UK supermarket chain Asda has partnered with Preloved Vintage Wholesale (PVW) for sustainable secondhand shops as part of its George clothing brand at 50 of its stores including locations in London, Bristol, Birmingham, Edinburgh, and Brighton.
“We know that sustainable fashion is something that’s really important to our customers and colleagues,” said Mel Wilson, George at Asda’s global professional lead—sustainable sourcing and quality. “They’re passionate about us encouraging everyone in the U.K. to think about the issues of waste and how we can make fashion and textiles more circular, so that we really can reduce the number of garments that go into landfill.”
Asda is the latest retailer to embrace secondhand fashion as a move toward sustainability. Luxury department store Neiman Marcus just expanded its resale service partnership with Fashionphile. Nike recently announced that it would begin reselling used shoes, among others.
Asda first tested secondhand offerings at its Leeds location and anticipates opening more locations in its bid to boost sustainable offerings. Under its George label, the supermarket chain, which operates more than 600 stores, is already selling zero–waste and refillable or reusable items. PVW is part of its “George for Good” commitment; Asda says it is working to reduce textile waste while promoting sustainable sourcing. Currently, customers can exchange used garments for a ten percent discount.
Consumers are pivoting toward secondhand as a more affordable sustainable option.

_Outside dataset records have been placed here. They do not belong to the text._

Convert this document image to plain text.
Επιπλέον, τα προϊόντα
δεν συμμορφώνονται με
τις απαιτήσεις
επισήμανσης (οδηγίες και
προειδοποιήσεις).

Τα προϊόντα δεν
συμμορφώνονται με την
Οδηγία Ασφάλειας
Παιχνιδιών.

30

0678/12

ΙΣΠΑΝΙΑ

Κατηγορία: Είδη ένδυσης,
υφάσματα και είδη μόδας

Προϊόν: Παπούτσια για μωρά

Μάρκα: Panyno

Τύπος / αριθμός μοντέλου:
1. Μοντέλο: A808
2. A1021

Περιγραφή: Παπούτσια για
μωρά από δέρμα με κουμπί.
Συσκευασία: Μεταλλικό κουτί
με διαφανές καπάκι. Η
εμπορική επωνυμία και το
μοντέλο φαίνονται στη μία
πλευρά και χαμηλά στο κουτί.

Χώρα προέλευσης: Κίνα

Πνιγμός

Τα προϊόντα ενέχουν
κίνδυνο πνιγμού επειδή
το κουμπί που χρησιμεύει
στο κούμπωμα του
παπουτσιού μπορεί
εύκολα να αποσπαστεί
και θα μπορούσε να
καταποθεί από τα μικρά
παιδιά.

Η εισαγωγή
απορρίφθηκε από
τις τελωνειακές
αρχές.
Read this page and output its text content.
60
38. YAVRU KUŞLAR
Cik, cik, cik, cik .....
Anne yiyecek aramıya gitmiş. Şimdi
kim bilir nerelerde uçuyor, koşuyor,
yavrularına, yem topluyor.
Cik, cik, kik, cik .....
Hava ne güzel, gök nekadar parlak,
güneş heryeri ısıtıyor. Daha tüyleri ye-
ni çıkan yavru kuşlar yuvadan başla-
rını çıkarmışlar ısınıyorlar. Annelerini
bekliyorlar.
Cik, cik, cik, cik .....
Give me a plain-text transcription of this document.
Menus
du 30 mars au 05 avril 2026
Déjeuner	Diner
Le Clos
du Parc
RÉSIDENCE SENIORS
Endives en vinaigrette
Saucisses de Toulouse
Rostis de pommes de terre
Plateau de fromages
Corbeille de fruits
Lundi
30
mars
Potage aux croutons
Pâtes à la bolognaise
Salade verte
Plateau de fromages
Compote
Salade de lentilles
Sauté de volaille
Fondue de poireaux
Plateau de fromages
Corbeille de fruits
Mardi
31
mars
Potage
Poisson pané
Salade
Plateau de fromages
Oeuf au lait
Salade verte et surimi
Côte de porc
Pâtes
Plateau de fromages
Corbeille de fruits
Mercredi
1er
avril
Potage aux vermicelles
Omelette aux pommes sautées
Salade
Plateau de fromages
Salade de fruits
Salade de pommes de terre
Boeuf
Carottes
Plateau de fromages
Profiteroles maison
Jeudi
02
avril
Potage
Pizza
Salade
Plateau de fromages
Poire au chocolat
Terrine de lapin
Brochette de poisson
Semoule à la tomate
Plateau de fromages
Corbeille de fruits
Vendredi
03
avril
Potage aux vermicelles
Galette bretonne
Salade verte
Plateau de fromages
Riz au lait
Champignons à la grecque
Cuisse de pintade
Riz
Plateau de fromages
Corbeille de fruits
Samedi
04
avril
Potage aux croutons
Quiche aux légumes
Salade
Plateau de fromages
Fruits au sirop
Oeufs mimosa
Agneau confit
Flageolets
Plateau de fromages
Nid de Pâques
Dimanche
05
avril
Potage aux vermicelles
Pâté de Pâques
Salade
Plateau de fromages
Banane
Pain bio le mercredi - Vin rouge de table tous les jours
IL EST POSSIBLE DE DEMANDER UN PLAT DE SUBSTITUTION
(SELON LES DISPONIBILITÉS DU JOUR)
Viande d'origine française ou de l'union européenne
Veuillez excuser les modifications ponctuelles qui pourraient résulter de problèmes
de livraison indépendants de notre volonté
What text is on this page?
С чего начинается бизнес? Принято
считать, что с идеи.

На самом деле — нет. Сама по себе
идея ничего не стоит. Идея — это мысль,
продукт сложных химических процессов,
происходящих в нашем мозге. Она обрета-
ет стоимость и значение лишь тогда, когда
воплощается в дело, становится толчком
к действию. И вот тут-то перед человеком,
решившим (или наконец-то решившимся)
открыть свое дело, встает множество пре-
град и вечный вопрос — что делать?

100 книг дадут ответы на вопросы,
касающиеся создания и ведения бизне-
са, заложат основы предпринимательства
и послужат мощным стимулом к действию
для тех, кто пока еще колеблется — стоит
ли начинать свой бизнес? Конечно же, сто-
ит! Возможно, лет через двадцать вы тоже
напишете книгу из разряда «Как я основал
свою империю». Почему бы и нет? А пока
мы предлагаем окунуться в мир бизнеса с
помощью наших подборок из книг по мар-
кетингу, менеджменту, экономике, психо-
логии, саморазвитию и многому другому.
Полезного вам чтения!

Resale platforms like Vestiaire Collective, Depop thredUP, and The RealReal have become havens for eco-conscious consumers as platforms like TikTok drive interest in secondhand and thrift shopping.
“In a world where we are becoming more environmentally conscious this partnership will help bring sustainable fashion to the mainstream which is something as a business we strive for in everything we do,” said Steve Lynam, PVW managing director. “The more people that buy into the circular economy and shop vintage and retro, the bigger impact we will have on climate change.”